Adversarial IDS Robustness Evaluation Architecture

Figure 4 summarizes the end-to-end methodology used in this study, integrating dataset preprocessing, IDS model training, surrogate-based attack generation, semantic and protocol-aware constraint enforcement, and evaluation under both in-distribution (CICIDS2017) and cross-dataset (CICIDS2018) conditions. The architecture reflects the black-box, transfer-based threat model adopted in this work and illustrates how gradient-based (FGSM, PGD) and black-box (HSJA, ZOO) adversarial examples are generated from the surrogate and applied to the target IDS models.

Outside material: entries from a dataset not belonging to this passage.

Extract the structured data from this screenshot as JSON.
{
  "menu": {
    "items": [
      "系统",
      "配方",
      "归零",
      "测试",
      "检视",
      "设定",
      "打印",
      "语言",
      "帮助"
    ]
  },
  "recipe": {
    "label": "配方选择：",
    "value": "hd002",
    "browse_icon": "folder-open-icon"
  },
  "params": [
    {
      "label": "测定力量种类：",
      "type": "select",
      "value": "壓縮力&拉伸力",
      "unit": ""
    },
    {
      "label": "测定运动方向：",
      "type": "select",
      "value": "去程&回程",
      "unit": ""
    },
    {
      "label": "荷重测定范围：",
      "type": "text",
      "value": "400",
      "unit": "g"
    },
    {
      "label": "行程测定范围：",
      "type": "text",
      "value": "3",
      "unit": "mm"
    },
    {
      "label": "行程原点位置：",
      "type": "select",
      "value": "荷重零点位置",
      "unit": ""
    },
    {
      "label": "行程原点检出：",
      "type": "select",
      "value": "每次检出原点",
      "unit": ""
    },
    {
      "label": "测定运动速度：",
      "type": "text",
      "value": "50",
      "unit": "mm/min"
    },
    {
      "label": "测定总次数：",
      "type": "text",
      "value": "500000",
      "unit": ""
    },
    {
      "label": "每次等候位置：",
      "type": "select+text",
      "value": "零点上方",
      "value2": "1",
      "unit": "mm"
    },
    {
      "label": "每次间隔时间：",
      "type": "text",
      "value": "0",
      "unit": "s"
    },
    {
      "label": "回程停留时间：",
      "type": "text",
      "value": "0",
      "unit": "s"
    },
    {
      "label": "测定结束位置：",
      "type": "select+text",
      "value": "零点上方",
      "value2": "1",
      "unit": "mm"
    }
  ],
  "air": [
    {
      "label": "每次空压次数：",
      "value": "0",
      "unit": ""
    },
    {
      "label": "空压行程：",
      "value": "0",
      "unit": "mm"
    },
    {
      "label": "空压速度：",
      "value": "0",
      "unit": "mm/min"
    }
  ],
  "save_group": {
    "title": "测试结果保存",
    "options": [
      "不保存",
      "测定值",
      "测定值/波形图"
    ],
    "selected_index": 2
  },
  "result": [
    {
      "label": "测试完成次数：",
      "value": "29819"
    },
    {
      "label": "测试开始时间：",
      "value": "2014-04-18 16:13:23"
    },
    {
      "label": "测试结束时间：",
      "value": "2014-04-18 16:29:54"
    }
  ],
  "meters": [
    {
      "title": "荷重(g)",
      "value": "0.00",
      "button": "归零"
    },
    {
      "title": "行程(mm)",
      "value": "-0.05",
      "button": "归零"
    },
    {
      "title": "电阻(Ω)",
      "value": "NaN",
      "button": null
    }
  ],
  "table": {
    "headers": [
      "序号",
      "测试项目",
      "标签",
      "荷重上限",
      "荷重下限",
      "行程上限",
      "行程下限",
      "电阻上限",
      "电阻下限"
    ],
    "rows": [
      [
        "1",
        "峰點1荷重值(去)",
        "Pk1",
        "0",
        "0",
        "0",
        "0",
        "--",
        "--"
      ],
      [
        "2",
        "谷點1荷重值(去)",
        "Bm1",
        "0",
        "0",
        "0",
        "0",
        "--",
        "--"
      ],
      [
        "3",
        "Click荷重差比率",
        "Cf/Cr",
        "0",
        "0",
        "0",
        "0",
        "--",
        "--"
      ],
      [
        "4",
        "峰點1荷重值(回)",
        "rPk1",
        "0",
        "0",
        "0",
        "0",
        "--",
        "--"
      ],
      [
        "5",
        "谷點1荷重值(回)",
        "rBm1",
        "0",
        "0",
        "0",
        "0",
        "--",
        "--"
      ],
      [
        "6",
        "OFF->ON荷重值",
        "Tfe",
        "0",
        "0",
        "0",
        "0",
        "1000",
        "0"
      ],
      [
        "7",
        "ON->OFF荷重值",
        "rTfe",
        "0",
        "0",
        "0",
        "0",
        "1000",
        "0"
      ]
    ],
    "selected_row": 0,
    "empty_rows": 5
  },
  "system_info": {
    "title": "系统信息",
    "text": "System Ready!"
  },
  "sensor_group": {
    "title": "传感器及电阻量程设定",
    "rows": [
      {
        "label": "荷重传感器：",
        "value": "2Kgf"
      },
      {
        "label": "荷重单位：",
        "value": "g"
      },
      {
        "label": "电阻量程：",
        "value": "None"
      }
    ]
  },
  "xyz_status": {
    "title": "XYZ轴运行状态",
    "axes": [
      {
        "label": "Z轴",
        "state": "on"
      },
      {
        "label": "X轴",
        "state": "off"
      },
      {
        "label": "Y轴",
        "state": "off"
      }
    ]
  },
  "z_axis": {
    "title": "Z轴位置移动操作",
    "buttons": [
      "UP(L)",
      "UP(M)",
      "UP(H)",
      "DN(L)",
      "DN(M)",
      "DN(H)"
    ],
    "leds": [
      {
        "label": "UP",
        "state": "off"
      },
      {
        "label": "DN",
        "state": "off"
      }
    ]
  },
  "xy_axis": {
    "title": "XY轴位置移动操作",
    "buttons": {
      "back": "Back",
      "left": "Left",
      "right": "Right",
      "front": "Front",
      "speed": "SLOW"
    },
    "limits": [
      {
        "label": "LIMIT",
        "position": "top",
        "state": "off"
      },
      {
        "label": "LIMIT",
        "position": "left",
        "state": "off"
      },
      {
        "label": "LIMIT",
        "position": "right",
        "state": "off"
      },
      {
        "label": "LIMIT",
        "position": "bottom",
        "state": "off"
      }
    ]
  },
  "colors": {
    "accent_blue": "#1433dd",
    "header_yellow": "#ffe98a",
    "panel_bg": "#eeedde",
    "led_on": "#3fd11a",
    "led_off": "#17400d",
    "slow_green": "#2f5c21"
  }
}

Evaluation includes clean and adversarial accuracy, Δ accuracy, ASR, per-class degradation, and cross-dataset transferability.

4. Experimental Results

This section presents the empirical evaluation of the four intrusion detection models, Random Forest (RF), Logistic Regression (LR), Multilayer Perceptron (MLP), and CNN1D, on the CICIDS2017 dataset under both clean and adversarial conditions. We first report training and baseline classification performance on the full validation and test splits, then analyze robustness under multiple adversarial threat models, including FGSM, PGD, HopSkipJump (HSJA), and Zeroth-Order Optimization (ZOO). The evaluation follows best practices in adversarial machine learning [13,14,6] and reflects the realistic black-box assumptions discussed earlier [16,17].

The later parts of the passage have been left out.